I still am not me. I have not found my new normal. I am pretty good now but I can’t seem to find a routine or do the things that used to give me joy or even a sense of accomplishment or meaning. Nothing tastes the same, not even chocolate. I really want to get back to being me, but I don’t think it is going to happen. I don’t think I know who me is without Sam here. I don’t know that person yet, and its kind frustrating and depressing that I actually have to do it. I still get choked up when I have to talk about him as if he weren’t here, but you know what’s kinda ironic? I used to have to remind myself not to talk about him when he was right there unless I included him somehow in the communication because I didn’t think it was respectful. Sometimes I slipped up and talked about him as if he were not there, or just taking advantage of the fact he couldn’t hear and teased people about it. I don’t actually regret that. Maybe I should, but Idon’t. There isn’t anything I actually regret about my time with Sam except I wish I would have given him more hugs and I am pretty convinced I would think that even if I had given him more hugs. But I am without a job, so to speak. I feel like I am missing limbs. It is not the proper function of a Noelle to be without a Sam… what does a seeing eye wife do when her husband doesn’t need her eyes and ears anymore? I don’t know yet…

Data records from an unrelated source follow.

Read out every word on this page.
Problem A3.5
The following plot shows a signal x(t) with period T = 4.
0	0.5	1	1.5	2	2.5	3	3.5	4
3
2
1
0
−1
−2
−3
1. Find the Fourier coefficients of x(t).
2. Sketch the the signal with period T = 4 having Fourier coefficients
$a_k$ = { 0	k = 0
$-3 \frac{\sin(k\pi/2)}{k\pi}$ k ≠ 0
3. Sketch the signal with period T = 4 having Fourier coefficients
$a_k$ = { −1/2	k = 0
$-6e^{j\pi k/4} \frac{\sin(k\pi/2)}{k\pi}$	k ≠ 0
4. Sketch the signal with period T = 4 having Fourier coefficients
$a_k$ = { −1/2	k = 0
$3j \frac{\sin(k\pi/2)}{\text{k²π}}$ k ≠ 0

Today was not a good day. I can’t say the weekend was all that good either, but you’ve already heard about that. The day started with printers not working and my mind constantly wondering back to you. I find I’m just not that interested in life right now, but I can’t even get myself to be interested in fantasy or science fiction, or much of anything. Maybe this is all perfectly natural. It makes complete sense to me now why men die so soon after their wives. It gets to feeling like “What’s the point?” I know everyone will say the kids need me and blah blah blah, but they don’t really. Only the house needs me right now. It’s the only thing that needs my income to get back to health, to be repaired. But I’m just not that into the house without you. I can’t bring myself to clean the closet, do my laundry, fill a scrapbook page, write a card.
I got a bill for your surgery and your first stay in the hospital today. I also got the name of a lawyer to talk to about your case. I keep trying to psych myself up to do this or that, but I still end up here, at this place, with a big black hole in my chest and wet cheeks. I want to be interested in something. I want to be diverted, but nothing helps. Even food does not taste good. Nothing makes me feel like it’s worth eating–but don’t worry, I won’t lose weight, that would just help me live longer.

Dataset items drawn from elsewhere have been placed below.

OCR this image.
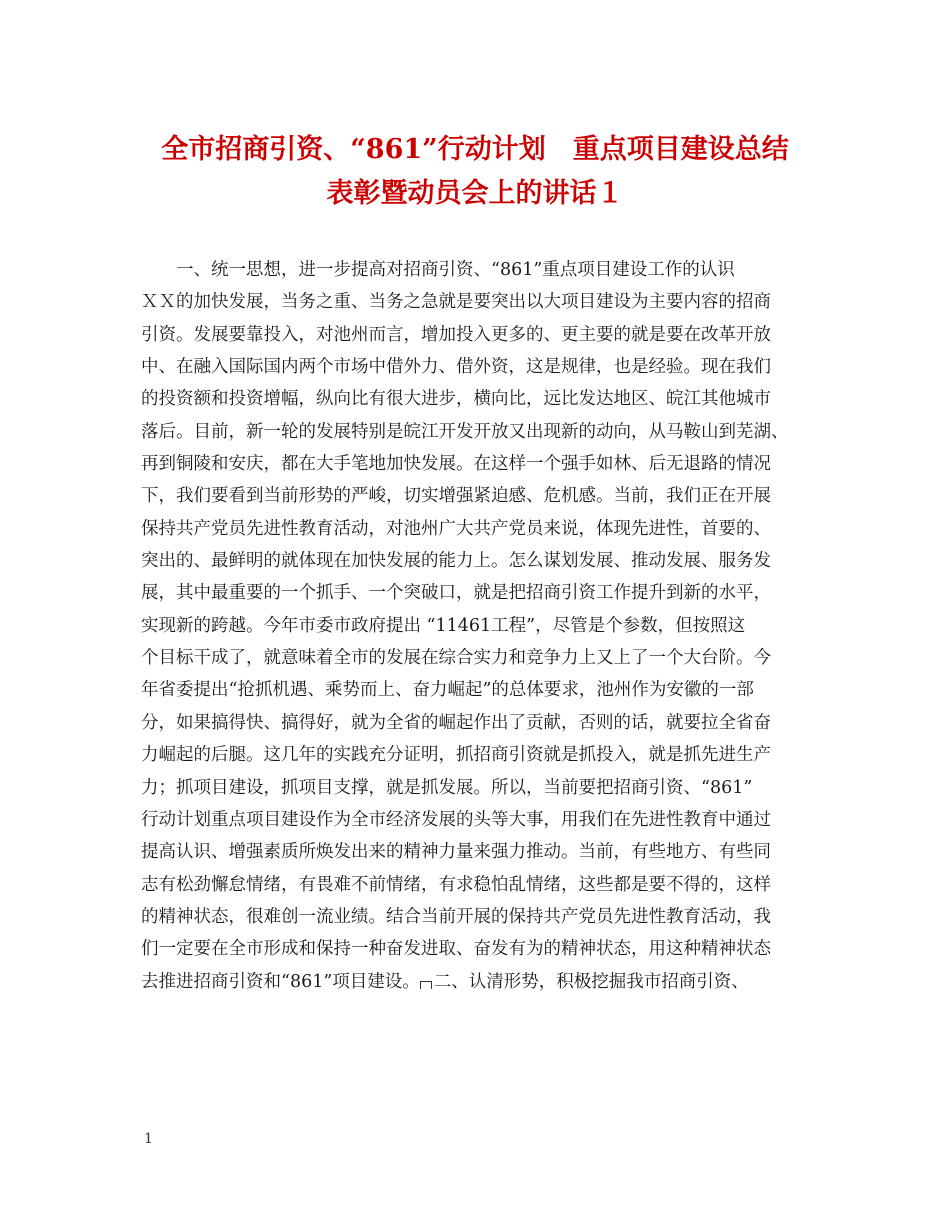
全市招商引资、“861”行动计划　重点项目建设总结
表彰暨动员会上的讲话１
一、统一思想，进一步提高对招商引资、“861”重点项目建设工作的认识
ＸＸ的加快发展，当务之重、当务之急就是要突出以大项目建设为主要内容的招商
引资。发展要靠投入，对池州而言，增加投入更多的、更主要的就是要在改革开放
中、在融入国际国内两个市场中借外力、借外资，这是规律，也是经验。现在我们
的投资额和投资增幅，纵向比有很大进步，横向比，远比发达地区、皖江其他城市
落后。目前，新一轮的发展特别是皖江开发开放又出现新的动向，从马鞍山到芜湖、
再到铜陵和安庆，都在大手笔地加快发展。在这样一个强手如林、后无退路的情况
下，我们要看到当前形势的严峻，切实增强紧迫感、危机感。当前，我们正在开展
保持共产党员先进性教育活动，对池州广大共产党员来说，体现先进性，首要的、
突出的、最鲜明的就体现在加快发展的能力上。怎么谋划发展、推动发展、服务发
展，其中最重要的一个抓手、一个突破口，就是把招商引资工作提升到新的水平，
实现新的跨越。今年市委市政府提出 “11461工程”，尽管是个参数，但按照这
个目标干成了，就意味着全市的发展在综合实力和竞争力上又上了一个大台阶。今
年省委提出“抢抓机遇、乘势而上、奋力崛起”的总体要求，池州作为安徽的一部
分，如果搞得快、搞得好，就为全省的崛起作出了贡献，否则的话，就要拉全省奋
力崛起的后腿。这几年的实践充分证明，抓招商引资就是抓投入，就是抓先进生产
力；抓项目建设，抓项目支撑，就是抓发展。所以，当前要把招商引资、“861”
行动计划重点项目建设作为全市经济发展的头等大事，用我们在先进性教育中通过
提高认识、增强素质所焕发出来的精神力量来强力推动。当前，有些地方、有些同
志有松劲懈怠情绪，有畏难不前情绪，有求稳怕乱情绪，这些都是要不得的，这样
的精神状态，很难创一流业绩。结合当前开展的保持共产党员先进性教育活动，我
们一定要在全市形成和保持一种奋发进取、奋发有为的精神状态，用这种精神状态
去推进招商引资和“861”项目建设。 二、认清形势，积极挖掘我市招商引资、
1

I’m having a hard time wanting to go on, but I don’t want to alarm anyone. I’m not suicidal. I’m just not that interested in life. I’m trying really hard to find a way to pull myself out of it. It’s not easy. It’s much harder than the last time I was seriously depressed. That was just over finances and our situation (which turned out to be a blessing). This is something significantly more substantial, and I really can’t give much of a crap about finances at the moment, which would worry me normally. Who else will take care of finances now if I don’t? As for the kids–I just honestly don’t think they care all that much about me. Sure they would if I were GONE, but I’m not, and they are all pretty AWOL, except my daughter. I think I will rewrite my will to leave her everything. I will have to rewrite my will now anyway, since I had written it to leave everything to you. One more reason to talk to lawyers.
Speaking of which, I am going to be talking to one about medical malpractice.
I can’t write anything creative right now. All I seem to be able to do is write these letters. I’m not sure if they are actually helping, then again, I’m not sure anything can help right now.
I am wondering if your sister Bethany met you when you arrived, or maybe Billy Joe, or Steve. Maybe your mom met you.
I’m having a really hard time, Sam. Please come home, or take me home or help me think of what makes it worth it to be left behind.